Part 21. FIRST TIME

7.8K 1K 123
                                    

"Menatap wajahmu sepagi ini,
Mengukirkan senyuman,
di hatiku sepanjang hari.

Terima kasih telah bersedia,
Menjadi pendamping hidupku,
Bersamamu belajar merajut cinta."

***

Zufar terjaga dini hari dan bibirnya tidak henti tersenyum ketika menyadari saat ini Fiyya tengah memeluknya erat.

Sepertinya Fiyya bermimpi memeluk guling, karena saat ini kaki istrinya yang jenjang sudah berada tepat di atas kaki Zufar.

Sungguh pemandangan yang menakjubkan di pagi hari. Zufar berusaha menahan tawa, tapi gagal. Akibatnya lengannya bergetar dan membuat kedua mata Fiyya terbuka perlahan.

"Mimpi apa semalam, Sayang?"

Zufar merapikan surai indah milik istrinya yang berantakan. Bahkan dalam kondisi bangun tidur saat ini, penampilan Zufar justru kebalikannya.

Ia masih terlihat rapi karena tidur dengan tenang, sementara Fiyya sedikit kacau karena aktif bergerak kesana kemari.
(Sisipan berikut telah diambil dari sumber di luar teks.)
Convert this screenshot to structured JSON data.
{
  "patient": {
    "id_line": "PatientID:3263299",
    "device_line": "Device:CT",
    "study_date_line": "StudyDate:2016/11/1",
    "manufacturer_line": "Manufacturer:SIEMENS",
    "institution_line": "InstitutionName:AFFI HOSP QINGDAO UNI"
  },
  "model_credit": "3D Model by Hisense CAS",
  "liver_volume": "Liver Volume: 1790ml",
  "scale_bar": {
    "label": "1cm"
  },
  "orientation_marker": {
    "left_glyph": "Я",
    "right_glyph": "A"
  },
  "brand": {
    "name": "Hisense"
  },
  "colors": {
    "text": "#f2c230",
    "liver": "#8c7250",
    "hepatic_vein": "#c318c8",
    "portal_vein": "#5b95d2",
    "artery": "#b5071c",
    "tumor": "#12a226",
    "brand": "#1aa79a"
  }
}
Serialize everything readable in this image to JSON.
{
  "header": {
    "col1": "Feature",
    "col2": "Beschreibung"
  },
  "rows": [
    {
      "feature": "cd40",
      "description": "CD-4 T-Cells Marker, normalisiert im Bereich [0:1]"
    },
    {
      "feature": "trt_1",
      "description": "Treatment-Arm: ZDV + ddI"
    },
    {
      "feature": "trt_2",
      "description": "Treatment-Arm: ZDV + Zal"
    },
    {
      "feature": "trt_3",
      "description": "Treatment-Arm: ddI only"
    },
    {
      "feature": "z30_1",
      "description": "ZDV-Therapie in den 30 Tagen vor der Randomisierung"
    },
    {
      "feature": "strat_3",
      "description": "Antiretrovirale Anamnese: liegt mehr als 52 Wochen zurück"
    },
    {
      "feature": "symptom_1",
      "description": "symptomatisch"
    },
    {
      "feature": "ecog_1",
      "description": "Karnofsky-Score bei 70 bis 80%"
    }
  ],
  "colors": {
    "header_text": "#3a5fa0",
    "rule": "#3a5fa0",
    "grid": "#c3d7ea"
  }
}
Tidak heran kamar yang mereka tempati semalam, seperti baru dilanda gempa.

Separuh selimut sudah berada di tepi tempat tidur. Guling milik Fiyya sudah berada di lantai. Pantas saja Fiyya merasa Zufar adalah gulingnya yang abadi.

Spontan kedua netra Fiyya membuka lebar dan langsung meraih bantal. Dia menutupi wajahnya dengan bantal, karena malu. Belum ada 24 jam hidup bersama, sisi dirinya yang paling jujur telah diketahui oleh suaminya.

Tawa Zufar terdengar renyah memenuhi atmosfer kamar Fiyya.

"Gantian dong, Mas yang peluk Fiyya. Masa cuma Mas yang jadi guling hidup."

Belum sempat Fiyya mengiyakan, Zufar dengan cekatan mengambil bantal yang menutupi wajah istrinya.

Terjadilah perang rebutan bantal di jam tiga dini hari.

"Mas, Fiy malu. Maaf Fiy nggak sadar peluk Mas semalaman. Mas kenapa sih, nggak lepasin Fiyya."

Akhirnya Zufar berhasil mengambil bantal milik Fiyya, namun gadis itu tidak kurang akal. Fiyya langsung menutupi wajah dengan kedua telapak tangan.

Lengan kekar milik Zufar perlahan membuka telapak tangan istrinya. Ia mengusap penuh sayang puncak kepala Fiyya dan mengecupnya lembut.

Fiyya masih menunduk malu dan kini dia bersembunyi di dalam pelukan suaminya.

"Mas masih merasa kayak mimpi bisa berdua sama Fiyya seperti ini. Kalau kemarin-kemarin, cuma menahan rindu. Alhamdulillah sekarang sudah sah jadi suaminya Fiyya."

Fiyya mencubit lengan Zufar hingga suaminya meringis kesakitan.

"Aduh Dek, kok Mas dicubit sih."

Fiyya mengangkat wajah dan menatap malu ke arah Zufar.

"Habis Mas bilang kayak masih mimpi. Kalau Mas sakit dicubit Fiyy, berarti Mas nggak mimpi."

Zufar terbahak keras sampai Fiyya berusaha menutupi bibir suaminya.

"Mas jangan tertawa keras-keras. Nanti kedengeran Bapak sama Ibu."

Perlahan Zufar menurunkan telapak tangan Fiyya.

"Memang kenapa gitu, kalau kedengeran Bapak sama Ibu? 'Kan kita nggak lagi ngapa-ngapain."

Zufar sengaja menjahili Fiyya sampai telinga istrinya berubah kemerahan.

"Nggak tahu ah, Mas nakal godain terus. Fiyya mau sholat Tahajud dulu, Mas."

Fiyya mengubah posisi tidurnya hingga duduk di tepi tempat tidur. Zufar juga ikut beranjak, namun tiba-tiba lengannya melingkari bahu Fiyya. Dadanya yang keras, menyentuh punggung Fiyya yang lembut.